How have all the factors above been brought together to estimate a fair value?
  • The analysts have a consensus price target of $76.875 for PROCEPT BioRobotics based on their expectations of its future earnings growth, profit margins and other risk factors. However, there is a degree of disagreement amongst analysts, with the most bullish reporting a price target of $90.0, and the most bearish reporting a price target of just $60.0.
  • In order for you to agree with the analyst's consensus, you'd need to believe that by 2028, revenues will be $554.8 million, earnings will come to $71.6 million, and it would be trading on a PE ratio of 86.7x, assuming you use a discount rate of 7.0%.
  • Given the current share price of $56.31, the analyst price target of $76.88 is 26.8% higher.
  • We always encourage you to reach your own conclusions though. So sense check these analyst numbers against your own assumptions and expectations based on your understanding of the business and what you believe is probable.

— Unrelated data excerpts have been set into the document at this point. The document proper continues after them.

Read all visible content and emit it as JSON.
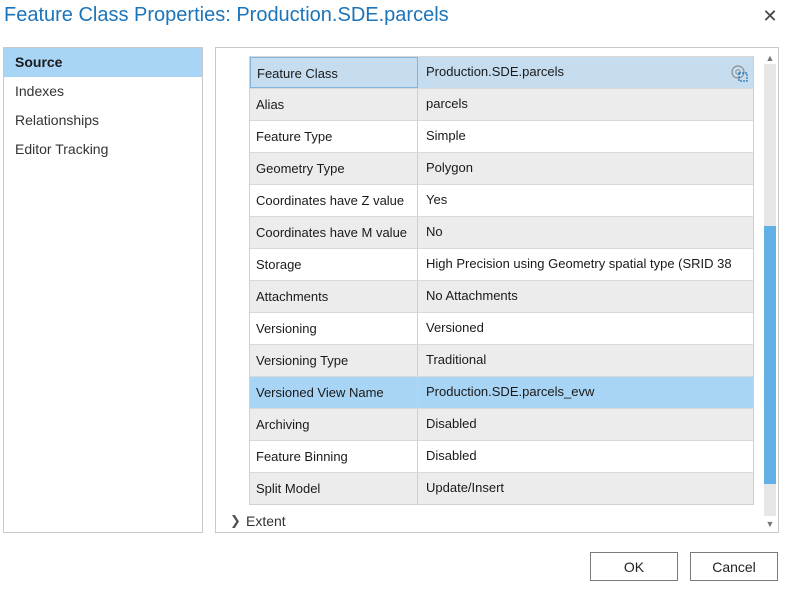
{
  "dialog": {
    "title": "Feature Class Properties: Production.SDE.parcels",
    "close_icon": "close-icon"
  },
  "sidebar": {
    "items": [
      {
        "label": "Source",
        "selected": true
      },
      {
        "label": "Indexes"
      },
      {
        "label": "Relationships"
      },
      {
        "label": "Editor Tracking"
      }
    ]
  },
  "properties": {
    "rows": [
      {
        "name": "Feature Class",
        "value": "Production.SDE.parcels"
      },
      {
        "name": "Alias",
        "value": "parcels"
      },
      {
        "name": "Feature Type",
        "value": "Simple"
      },
      {
        "name": "Geometry Type",
        "value": "Polygon"
      },
      {
        "name": "Coordinates have Z value",
        "value": "Yes"
      },
      {
        "name": "Coordinates have M value",
        "value": "No"
      },
      {
        "name": "Storage",
        "value": "High Precision using Geometry spatial type (SRID 38"
      },
      {
        "name": "Attachments",
        "value": "No Attachments"
      },
      {
        "name": "Versioning",
        "value": "Versioned"
      },
      {
        "name": "Versioning Type",
        "value": "Traditional"
      },
      {
        "name": "Versioned View Name",
        "value": "Production.SDE.parcels_evw"
      },
      {
        "name": "Archiving",
        "value": "Disabled"
      },
      {
        "name": "Feature Binning",
        "value": "Disabled"
      },
      {
        "name": "Split Model",
        "value": "Update/Insert"
      }
    ]
  },
  "extent": {
    "label": "Extent",
    "icon": "chevron-right-icon"
  },
  "buttons": {
    "ok": "OK",
    "cancel": "Cancel"
  },
  "colors": {
    "title": "#1c74b9",
    "selected": "#a8d4f5",
    "focused_row": "#c5ddef",
    "scroll_thumb": "#63b0e6",
    "alt_row": "#ececec"
  }
}
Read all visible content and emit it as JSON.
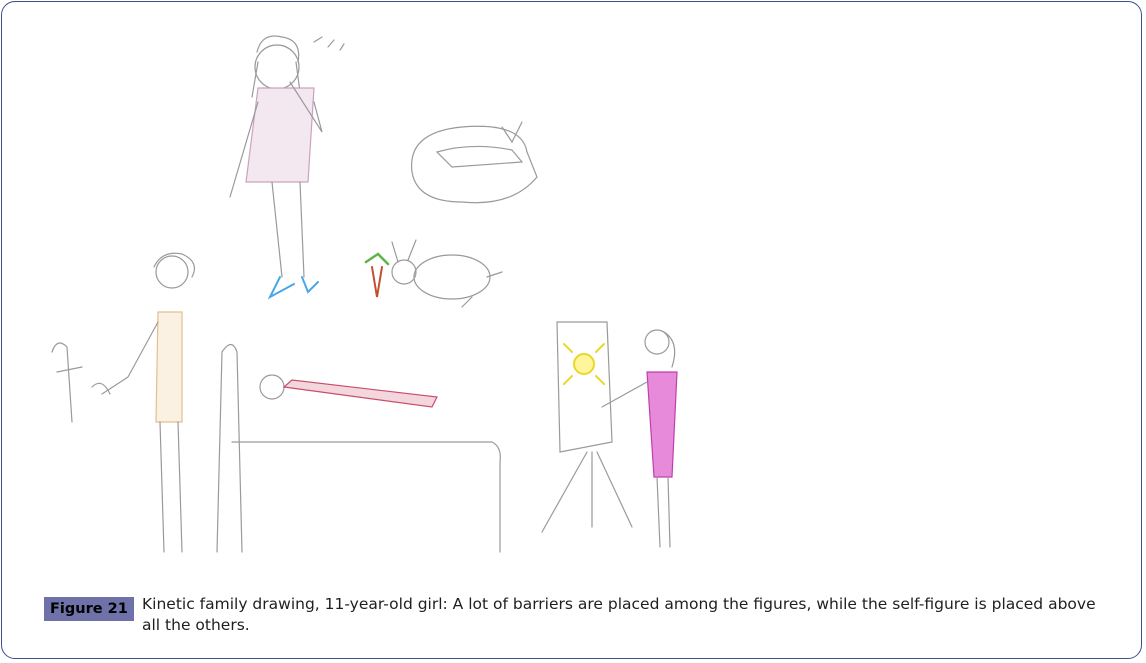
{
  "figure": {
    "label": "Figure 21",
    "caption": "Kinetic family drawing, 11-year-old girl: A lot of barriers are placed among the figures, while the self-figure is placed above all the others."
  }
}
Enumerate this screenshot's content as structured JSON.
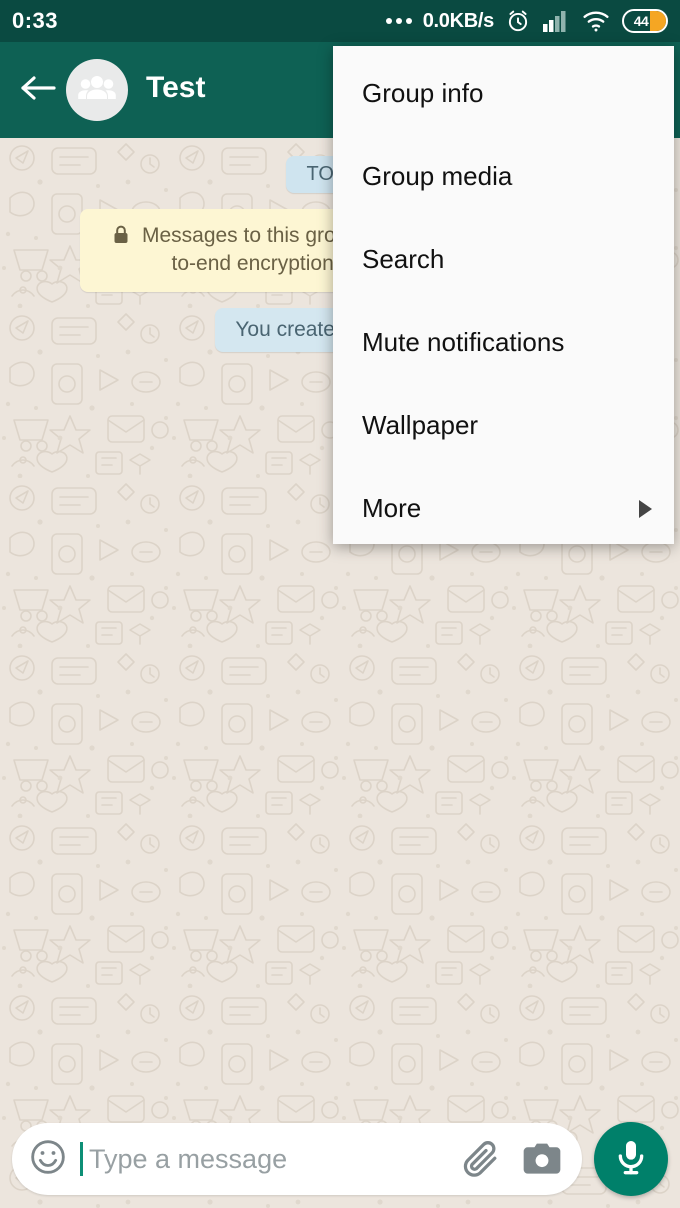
{
  "statusbar": {
    "clock": "0:33",
    "network_speed": "0.0KB/s",
    "battery_level": "44",
    "icons": {
      "overflow": "more-dots-icon",
      "alarm": "alarm-clock-icon",
      "signal": "cellular-signal-icon",
      "wifi": "wifi-icon",
      "battery": "battery-icon"
    },
    "bg_color": "#0a4a41"
  },
  "toolbar": {
    "back": "back-arrow-icon",
    "avatar": "group-avatar-icon",
    "title": "Test",
    "subtitle": "",
    "bg_color": "#0e6154"
  },
  "chat": {
    "bg_color": "#ece5dd",
    "day_badge": "TODAY",
    "encryption_notice": "Messages to this group are secured with end-to-end encryption. Tap for more info.",
    "encryption_lock": "lock-icon",
    "system_message": "You created this group",
    "badge_color": "#cfe4ef",
    "encryption_color": "#fdf6d3"
  },
  "menu": {
    "items": [
      {
        "label": "Group info",
        "has_submenu": false
      },
      {
        "label": "Group media",
        "has_submenu": false
      },
      {
        "label": "Search",
        "has_submenu": false
      },
      {
        "label": "Mute notifications",
        "has_submenu": false
      },
      {
        "label": "Wallpaper",
        "has_submenu": false
      },
      {
        "label": "More",
        "has_submenu": true
      }
    ],
    "bg_color": "#fafafa"
  },
  "input": {
    "emoji_icon": "emoji-smiley-icon",
    "placeholder": "Type a message",
    "value": "",
    "attach_icon": "paperclip-icon",
    "camera_icon": "camera-icon",
    "mic_icon": "microphone-icon",
    "mic_color": "#00806a"
  }
}
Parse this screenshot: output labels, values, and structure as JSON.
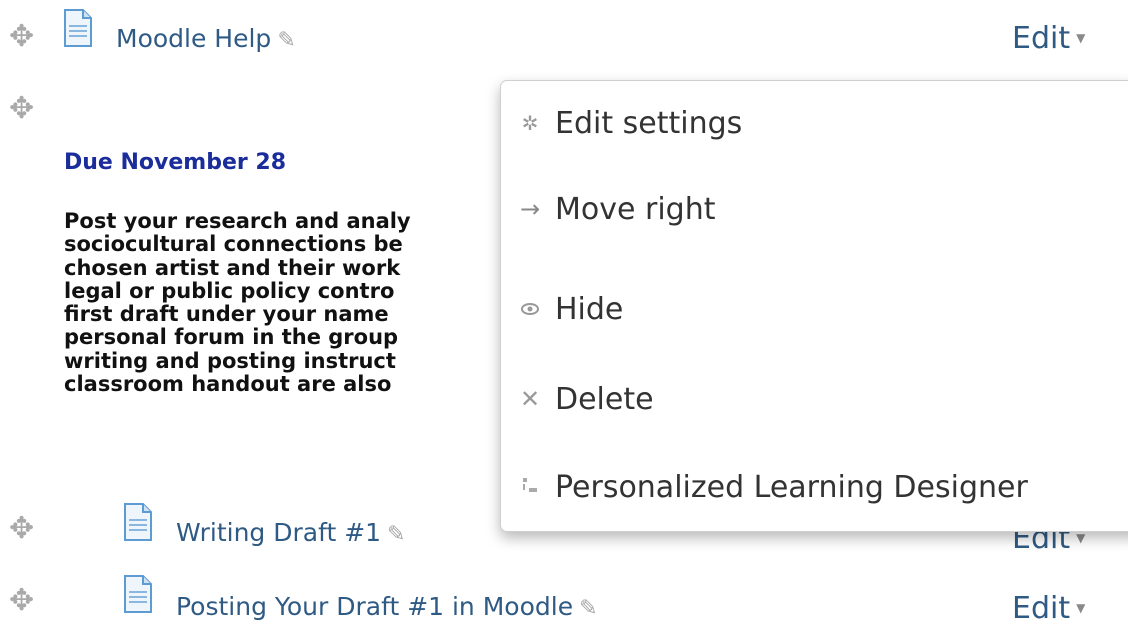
{
  "rows": [
    {
      "link": "Moodle Help",
      "edit": "Edit"
    },
    {
      "link": "Writing Draft #1",
      "edit": "Edit"
    },
    {
      "link": "Posting Your Draft #1 in Moodle",
      "edit": "Edit"
    }
  ],
  "label": {
    "due": "Due November 28",
    "description": "Post your research and analy\nsociocultural connections be\nchosen artist and their work\nlegal or public policy contro\nfirst draft under your name\npersonal forum in the group\nwriting and posting instruct\nclassroom handout are also"
  },
  "menu": {
    "items": [
      {
        "label": "Edit settings",
        "icon": "gear-icon"
      },
      {
        "label": "Move right",
        "icon": "arrow-right-icon"
      },
      {
        "label": "Hide",
        "icon": "eye-icon"
      },
      {
        "label": "Delete",
        "icon": "close-icon"
      },
      {
        "label": "Personalized Learning Designer",
        "icon": "pld-icon"
      }
    ]
  },
  "colors": {
    "link": "#2f5a84",
    "due": "#1b2d9b",
    "icon_gray": "#a9a9a9"
  }
}
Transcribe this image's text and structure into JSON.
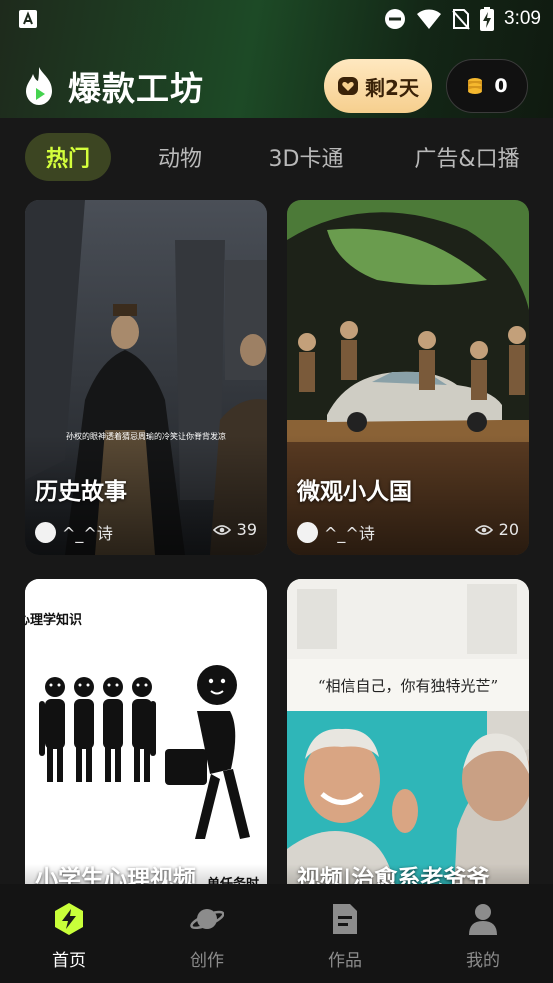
{
  "status_bar": {
    "time": "3:09"
  },
  "header": {
    "app_title": "爆款工坊",
    "vip_label": "剩2天",
    "coin_count": "0"
  },
  "tabs": [
    {
      "label": "热门",
      "active": true
    },
    {
      "label": "动物",
      "active": false
    },
    {
      "label": "3D卡通",
      "active": false
    },
    {
      "label": "广告&口播",
      "active": false
    }
  ],
  "cards": [
    {
      "title": "历史故事",
      "author": "^_^诗",
      "views": "39",
      "caption": "孙权的眼神透着猜忌周瑜的冷笑让你脊背发凉"
    },
    {
      "title": "微观小人国",
      "author": "^_^诗",
      "views": "20"
    },
    {
      "title": "小学生心理视频",
      "overlay_text": "心理学知识",
      "side_text": "单任务时"
    },
    {
      "title": "视频|治愈系老爷爷",
      "overlay_text": "“相信自己，你有独特光芒”"
    }
  ],
  "bottom_nav": [
    {
      "label": "首页",
      "icon": "lightning-icon",
      "active": true
    },
    {
      "label": "创作",
      "icon": "planet-icon",
      "active": false
    },
    {
      "label": "作品",
      "icon": "document-icon",
      "active": false
    },
    {
      "label": "我的",
      "icon": "user-icon",
      "active": false
    }
  ],
  "colors": {
    "accent": "#d4ff3c",
    "tab_active_bg": "#3c4522",
    "vip_gold": "#f6cf8e",
    "background": "#181818"
  }
}
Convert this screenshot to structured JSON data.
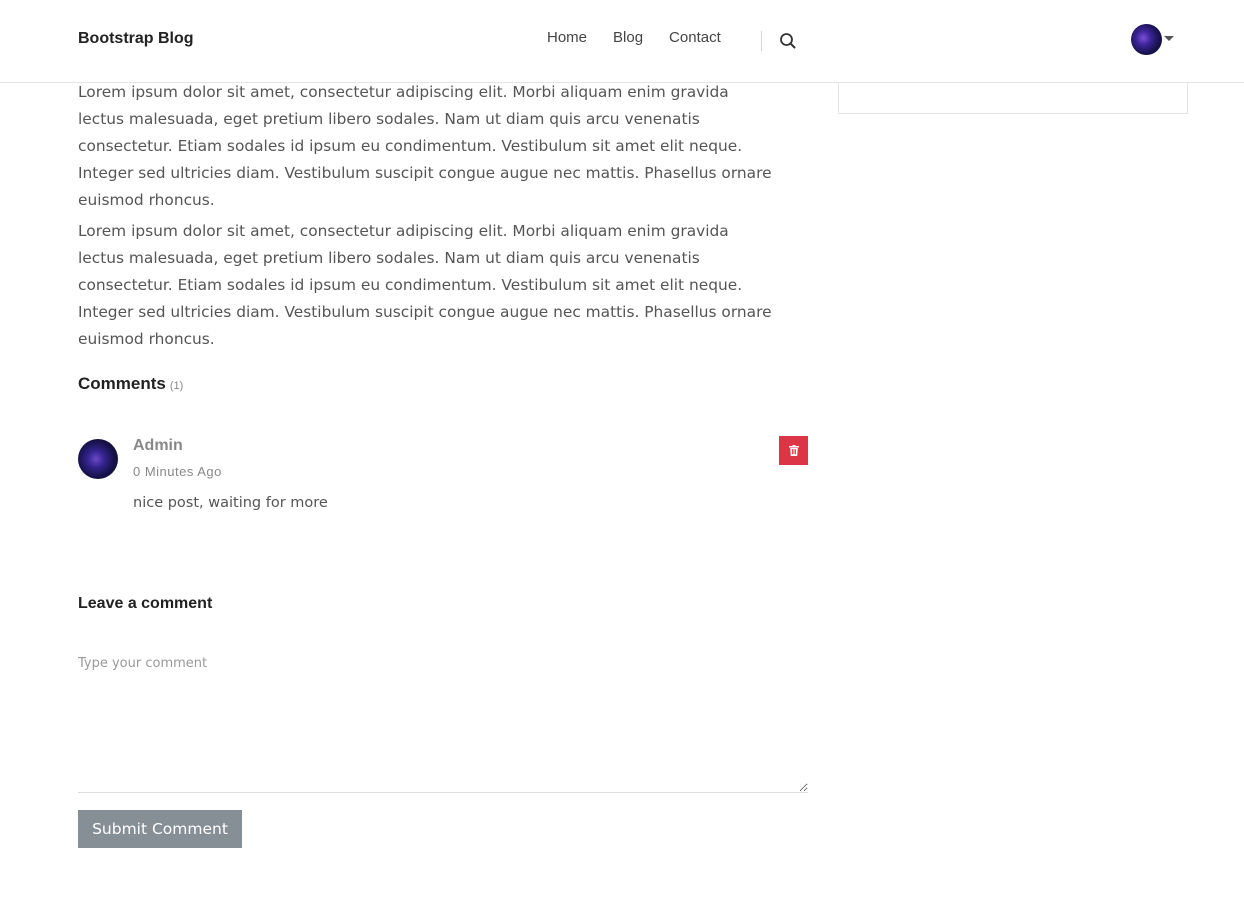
{
  "header": {
    "brand": "Bootstrap Blog",
    "nav": [
      {
        "label": "Home"
      },
      {
        "label": "Blog"
      },
      {
        "label": "Contact"
      }
    ],
    "search_icon": "search-icon",
    "user_avatar_icon": "avatar-icon",
    "dropdown_icon": "caret-down-icon"
  },
  "post": {
    "paragraphs": [
      "Lorem ipsum dolor sit amet, consectetur adipiscing elit. Morbi aliquam enim gravida lectus malesuada, eget pretium libero sodales. Nam ut diam quis arcu venenatis consectetur. Etiam sodales id ipsum eu condimentum. Vestibulum sit amet elit neque. Integer sed ultricies diam. Vestibulum suscipit congue augue nec mattis. Phasellus ornare euismod rhoncus.",
      "Lorem ipsum dolor sit amet, consectetur adipiscing elit. Morbi aliquam enim gravida lectus malesuada, eget pretium libero sodales. Nam ut diam quis arcu venenatis consectetur. Etiam sodales id ipsum eu condimentum. Vestibulum sit amet elit neque. Integer sed ultricies diam. Vestibulum suscipit congue augue nec mattis. Phasellus ornare euismod rhoncus."
    ]
  },
  "comments": {
    "heading": "Comments",
    "count": "(1)",
    "items": [
      {
        "author": "Admin",
        "time": "0 Minutes Ago",
        "text": "nice post, waiting for more",
        "delete_icon": "trash-icon"
      }
    ]
  },
  "leave_comment": {
    "heading": "Leave a comment",
    "placeholder": "Type your comment",
    "value": "",
    "submit_label": "Submit Comment"
  },
  "colors": {
    "delete_button": "#dc3545",
    "submit_button": "#868e96"
  }
}
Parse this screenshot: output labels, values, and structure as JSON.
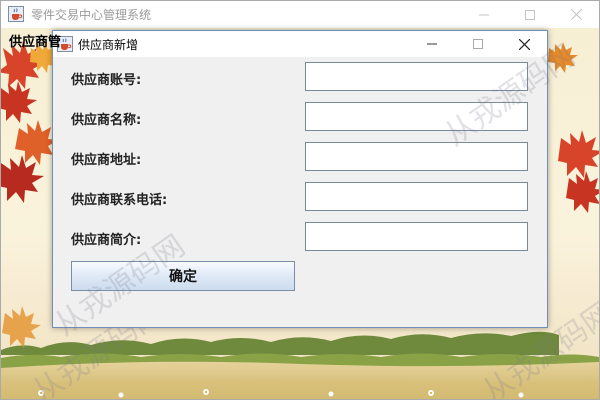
{
  "main_window": {
    "title": "零件交易中心管理系统",
    "header_label": "供应商管"
  },
  "dialog": {
    "title": "供应商新增",
    "fields": [
      {
        "label": "供应商账号:",
        "value": ""
      },
      {
        "label": "供应商名称:",
        "value": ""
      },
      {
        "label": "供应商地址:",
        "value": ""
      },
      {
        "label": "供应商联系电话:",
        "value": ""
      },
      {
        "label": "供应商简介:",
        "value": ""
      }
    ],
    "confirm_label": "确定"
  },
  "watermarks": [
    "从戎源码网",
    "从戎源码网",
    "从戎源码网",
    "从戎源码网"
  ],
  "icons": {
    "app": "java-cup-icon",
    "minimize": "minimize-icon",
    "maximize": "maximize-icon",
    "close": "close-icon"
  }
}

How well do narratives help inform your perspective?

Disclaimer

Warren A.I. is a tool utilizing a Large Language Model (LLM) that ingests data on consensus price targets, forecasted revenue and earnings figures, as well as the transcripts of earnings calls to produce qualitative analysis. The narratives produced by Warren A.I. are general in nature and are based solely on analyst data and publicly-available material published by the respective companies. These scenarios are not indicative of the company's future performance and are exploratory in nature. Simply Wall St has no position in the company(s) mentioned. Simply Wall St may provide the securities issuer or related entities with website advertising services for a fee, on an arm's length basis. These relationships have no impact on the way we conduct our business, the content we host, or how our content is served to users. The price targets and estimates used are consensus data, and do not constitute a recommendation to buy or sell any stock, and they do not take account of your objectives, or your financial situation. Note that Warren A.I.'s analysis may not factor in the latest price-sensitive company announcements or qualitative material.